Producers should take note that there are no in-season management practices for BLS. However, proper identification is important to avoid misidentification as a fungal disease and thus incorrect and costly treatments with fungicides. Of interest is the fact that the fungicide Azoxystrobin 250 EC applied six weeks post emergence on the farm in the Dundee district slowed down the progress of the infection. It is highly likely that the fungicide reduced infection due to the ‘stay green and yield increase’ effect caused by the chemical make-up of strobilurin.

Read more about the symptoms, epidemiology and management by clicking on the QR code.

Background about the disease
Xanthomonas vasicola pv. zeae is the causal bacterium of BLS of maize. It was first reported in South Africa in 1949. To date maize is the only reported host of this pathogen, which was until recently only recorded to occur in South Africa.

Initial work was carried out by Dr Molapo Qhobela during his PhD studies at Kansas State University under the guidance of Dr Larry Claflin. During this study he worked on the identification of the pathogen. More recently Dr Teresa Coutino and Dr Mike Wallis at the University of KwaZulu-Natal screened genotypes for resistance to BLS.

BLS was previously generally found in the warm and dry maize production areas such as the North West Province, northern Free State and south-west areas of Gauteng during certain favourable seasons.

The disease can occur sporadically and environmental conditions play a major role in disease intensity. Symptoms on maize plants can be observed at all plant growth stages, but are most severe from just prior to and after flowering. Initial symptoms appear as dark streaks on the leaves. These enlarge to form narrow, yellow streaks which begin to show necrosis (dying off) within the lesion. Streaks can be 2 mm to 3 mm wide and vary greatly in length. These lesions reduce the photosynthetic ability of the leaves, which inevitably results in yield losses.

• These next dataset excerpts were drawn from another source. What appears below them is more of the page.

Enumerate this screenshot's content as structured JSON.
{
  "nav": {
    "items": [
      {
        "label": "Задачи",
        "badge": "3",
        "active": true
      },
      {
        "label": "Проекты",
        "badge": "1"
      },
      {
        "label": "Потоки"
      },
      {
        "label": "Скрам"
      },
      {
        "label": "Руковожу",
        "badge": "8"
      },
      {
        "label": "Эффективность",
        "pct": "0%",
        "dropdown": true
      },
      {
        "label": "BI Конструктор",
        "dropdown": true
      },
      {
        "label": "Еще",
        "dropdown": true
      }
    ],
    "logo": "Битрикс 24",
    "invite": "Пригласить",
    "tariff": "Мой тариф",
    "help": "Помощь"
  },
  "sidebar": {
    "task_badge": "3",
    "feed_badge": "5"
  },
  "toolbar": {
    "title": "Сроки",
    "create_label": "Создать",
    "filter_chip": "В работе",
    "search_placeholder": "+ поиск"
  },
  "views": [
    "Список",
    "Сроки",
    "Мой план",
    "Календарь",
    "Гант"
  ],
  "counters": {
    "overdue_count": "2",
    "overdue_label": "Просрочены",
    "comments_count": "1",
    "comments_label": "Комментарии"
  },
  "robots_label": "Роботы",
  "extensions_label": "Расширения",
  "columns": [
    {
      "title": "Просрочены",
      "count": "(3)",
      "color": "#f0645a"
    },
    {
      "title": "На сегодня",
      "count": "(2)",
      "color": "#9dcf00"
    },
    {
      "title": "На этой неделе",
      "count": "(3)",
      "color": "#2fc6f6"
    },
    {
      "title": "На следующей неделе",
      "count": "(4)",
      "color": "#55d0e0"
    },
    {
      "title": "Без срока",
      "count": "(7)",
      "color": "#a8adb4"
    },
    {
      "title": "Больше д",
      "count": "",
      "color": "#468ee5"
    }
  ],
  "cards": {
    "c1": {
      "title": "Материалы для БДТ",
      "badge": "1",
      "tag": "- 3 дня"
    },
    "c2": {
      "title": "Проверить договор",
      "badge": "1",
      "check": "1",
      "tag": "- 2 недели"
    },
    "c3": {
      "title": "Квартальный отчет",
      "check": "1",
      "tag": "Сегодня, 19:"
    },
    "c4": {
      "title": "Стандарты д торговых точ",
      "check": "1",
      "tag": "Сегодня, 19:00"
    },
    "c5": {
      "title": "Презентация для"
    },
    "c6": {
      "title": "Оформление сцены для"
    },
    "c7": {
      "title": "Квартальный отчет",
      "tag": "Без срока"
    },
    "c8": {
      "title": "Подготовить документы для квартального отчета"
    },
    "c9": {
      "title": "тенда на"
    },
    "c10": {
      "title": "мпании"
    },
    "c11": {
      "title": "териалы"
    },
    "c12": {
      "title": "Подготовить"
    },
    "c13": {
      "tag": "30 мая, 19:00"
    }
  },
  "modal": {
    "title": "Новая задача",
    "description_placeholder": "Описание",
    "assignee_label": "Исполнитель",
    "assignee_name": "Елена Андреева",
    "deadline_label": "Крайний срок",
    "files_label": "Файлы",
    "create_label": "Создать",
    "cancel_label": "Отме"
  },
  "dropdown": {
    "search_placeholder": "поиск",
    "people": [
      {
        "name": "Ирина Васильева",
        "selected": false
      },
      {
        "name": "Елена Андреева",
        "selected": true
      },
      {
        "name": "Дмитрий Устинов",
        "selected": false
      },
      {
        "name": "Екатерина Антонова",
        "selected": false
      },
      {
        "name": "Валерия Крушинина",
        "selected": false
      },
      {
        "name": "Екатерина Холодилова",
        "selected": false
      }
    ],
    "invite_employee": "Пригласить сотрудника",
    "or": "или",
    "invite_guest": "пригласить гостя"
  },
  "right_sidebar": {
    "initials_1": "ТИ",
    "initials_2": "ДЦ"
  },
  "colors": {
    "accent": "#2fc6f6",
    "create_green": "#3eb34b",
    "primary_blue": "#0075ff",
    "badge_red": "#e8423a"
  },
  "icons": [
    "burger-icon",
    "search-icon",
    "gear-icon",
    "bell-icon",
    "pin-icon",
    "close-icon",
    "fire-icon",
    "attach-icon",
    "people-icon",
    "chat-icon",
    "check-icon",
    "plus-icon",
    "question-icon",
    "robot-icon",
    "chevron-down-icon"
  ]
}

BLS can easily be confused with grey leaf spot. However, the lesions of BLS are longer and slimmer than those of grey leaf spot. Typical grey leaf spot lesions are rectangular and move up between the leaf veins parallel to each other (Photo 5).

5. Grey leaf spot is often confused with BLS. However, the typical grey leaf spot lesions are rectangular and move up between the leaf veins parallel to each other.